It is unclear whether fluid management goals are best achieved by bolus injection or continuous infusion of loop diuretics. In this study, we compared the effectiveness and safety of a continuous infusion with that of a bolus injection when an increased loop diuretic dosage is required in intensive care unit (ICU) patients.
We obtained data from the MIMIC-III database for patients who were first-time ICU admissions and required an increased diuretic dosage. Patients were excluded if they had an estimated glomerular filtration rate <15 ml/min/1.73 m 2 , were receiving renal replacement therapy, had a baseline systolic blood pressure <80 mmHg, or required a furosemide dose <120 mg. The patients were divided into a continuous group and a bolus group. Propensity score matching was used to balance patients’ background characteristics.
The final dataset included 807 patients (continuous group, n = 409; bolus group, n = 398).

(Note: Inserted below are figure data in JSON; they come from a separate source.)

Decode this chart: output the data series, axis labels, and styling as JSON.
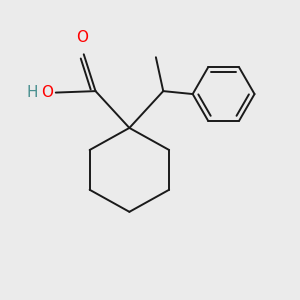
{
  "background_color": "#ebebeb",
  "line_color": "#1a1a1a",
  "O_color": "#ff0000",
  "H_color": "#4a9090",
  "line_width": 1.4,
  "fig_size": [
    3.0,
    3.0
  ],
  "dpi": 100,
  "xlim": [
    0.0,
    1.0
  ],
  "ylim": [
    0.0,
    1.0
  ]
}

After propensity score matching, there were 253 patients in the bolus group and 231 in the continuous group. The 24 h urine output per 40 mg of furosemide was significantly greater in the continuous group than in the bolus group (234.66 ml [95% confidence interval (CI) 152.13–317.18, p < 0.01]). There was no significant between-group difference in the incidence of acute kidney injury (odds ratio 0.96, 95% CI 0.66–1.41, p = 0.85).
Our results indicate that a continuous infusion of loop diuretics may be more effective than a bolus injection and does not increase the risk of acute kidney injury in patients who need an increased diuretic dosage in the ICU.
Fluid overload is common in patients who are critically ill,
and several studies have demonstrated a correlation between fluid overload and adverse outcomes. , Conservative fluid management can improve the oxygenation index, increase the number of ventilator-free days, and shorten the stay in the intensive care unit (ICU). Loop diuretics administration is a well-established therapy that can decrease the incidence of fluid overload. Continuous infusion and bolus injection of diuretics are two methods that physicians can use to achieve their fluid management goals. However, there is still not enough evidence to indicate which strategy is better in terms of safety and efficiency. The randomized controlled Diuretic Optimization Strategies Evaluation in Acute Heart Failure (DOSE) study found no significant difference in patients’ global assessment of symptoms or in the change in renal function in a large group of patients with decompensated heart failure, when diuretics were administered by bolus as compared with continuous infusion. Other randomized controlled trials have yielded conflicting results in patients with heart failure. However, most of the studies only enrolled outpatients, who were very different from patients in the ICU. A recent meta-analysis reported that the beneficial effect on total urine output was greater when continuous furosemide was administered than when a bolus injection was delivered.
However, most of the randomized controlled trials included in that meta-analysis had small sample sizes.
Patients in the ICU have a high incidence of acute kidney injury (AKI) and are more vulnerable and more complicated to manage than the patients in a general medicine ward or outpatient. An appropriate diuretic strategy is needed to help physicians achieve their fluid management goals when a patient needs an increased dose of diuretics. The aim of this study was to compare the efficiency and safety of two diuretic strategies in a relatively large sample of patients who were admitted to the ICU based on the Medical Information Mart for Intensive Care (MIMIC)-III database.